One could forgive Tony Scott’s remake of “The Taking of Pelham 1 2 3” for its departures from the acclaimed 1974 original (both were based on the novel by John Godey) if it succeeded on its own as a taut thriller. Unfortunately, Scott seems not to trust the cat-and-mouse maneuverings of transit authority dispatcher Denzel Washington and subway hijacker John Travolta to carry the film, instead sucking away the claustrophobic intensity with car chases and other superfluous frills.
If there’s anything to be said for the screenplay by Brian Helgeland (“L.A. Confidential,” “Man on Fire”), it’s that nothing and no one is what it originally appears. We’re introduced to Washington’s Walter Garber as a nine-to-fiver at New York’s MTA while Travolta’s Ryder seems to be a garden-variety criminal attempting what appears to be a straightforward kidnapping, but we soon learn that there’s more going on than is immediately apparent.
Sadly, that script makes its share of dopey moves as well — rather than take advantage of the close quarters and ticking-clock situation (Ryder says he’ll kill a passenger a minute if the city doesn’t meet his deadline by delivering $10 million in one hour), “Pelham” cuts away to police cars and motorcycle cops rushing the money across Manhattan, complete with overhead map shots that feel recycled from the “Crank” movies.
As the city’s mayor, played by James Gandolfini, rightly asks, “Why didn’t we send a helicopter?” And why have one of the passengers stream the entire hostage incident over the internet (with a magically recharging laptop battery) if it’s not going to become a plot point?
The original film featured terrific performances by Walter Matthau as a transit cop and Robert Shaw as criminal mastermind “Mr. Blue” — the movie inspired Quentin Tarantino’s use of colorful pseudonyms in “Reservoir Dogs” — but their modern counterparts aren’t quite as memorable.
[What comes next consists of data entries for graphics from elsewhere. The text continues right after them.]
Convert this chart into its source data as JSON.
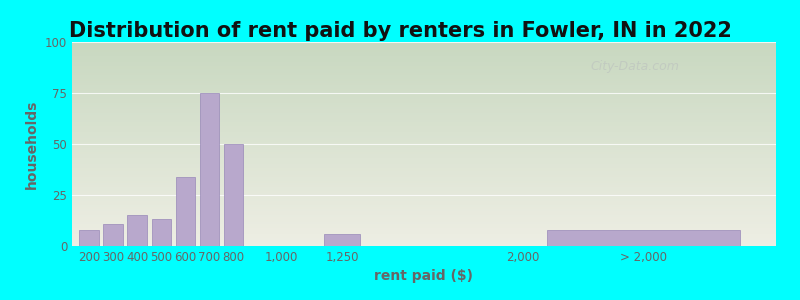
{
  "title": "Distribution of rent paid by renters in Fowler, IN in 2022",
  "xlabel": "rent paid ($)",
  "ylabel": "households",
  "background_outer": "#00FFFF",
  "bar_color": "#b8a8cc",
  "bar_edge_color": "#9888b8",
  "ylim": [
    0,
    100
  ],
  "yticks": [
    0,
    25,
    50,
    75,
    100
  ],
  "categories": [
    "200",
    "300",
    "400",
    "500",
    "600",
    "700",
    "800",
    "1,000",
    "1,250",
    "2,000",
    "> 2,000"
  ],
  "values": [
    8,
    11,
    15,
    13,
    34,
    75,
    50,
    0,
    6,
    0,
    8
  ],
  "title_fontsize": 15,
  "label_fontsize": 10,
  "tick_fontsize": 8.5,
  "title_color": "#111111",
  "axis_color": "#666666",
  "watermark": "City-Data.com",
  "grad_top": "#c8d8c0",
  "grad_bottom": "#eeeee4",
  "x_positions": [
    200,
    300,
    400,
    500,
    600,
    700,
    800,
    1000,
    1250,
    2000,
    2500
  ],
  "bar_widths": [
    80,
    80,
    80,
    80,
    80,
    80,
    80,
    150,
    150,
    200,
    800
  ],
  "xlim_min": 130,
  "xlim_max": 3050
}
Washington, at least, plays it low-key and humble, a welcome switch from his recent grandstanding, but Travolta remains singularly unbelievable as a villain. In movies like this and “Swordfish” and, let’s not forget, “Battlefield Earth,” the actor strives for malice but generally can’t get much darker than playground-bully meanness.
Thankfully, there’s a terrific supporting cast of character actors, from scene-stealing Gandolfini (whose character can’t wait to retire so he can stop pretending to like the Yankees) and John Turturro (as an NYPD hostage negotiator) to John Benjamin Hickey, Tonye Patano (“Weeds”), Luis Guzmán and a criminally underutilized Aunjanue Ellis.
Ultimately, “The Taking of Pelham 1 2 3” adds up to a few interesting ideas and performances that don’t really amount to a hill of tokens. Even with the flaws in Travolta’s performance, it would have been better for the film to revolve more around his battle of wits with Washington and less around the plot’s many sidetracks.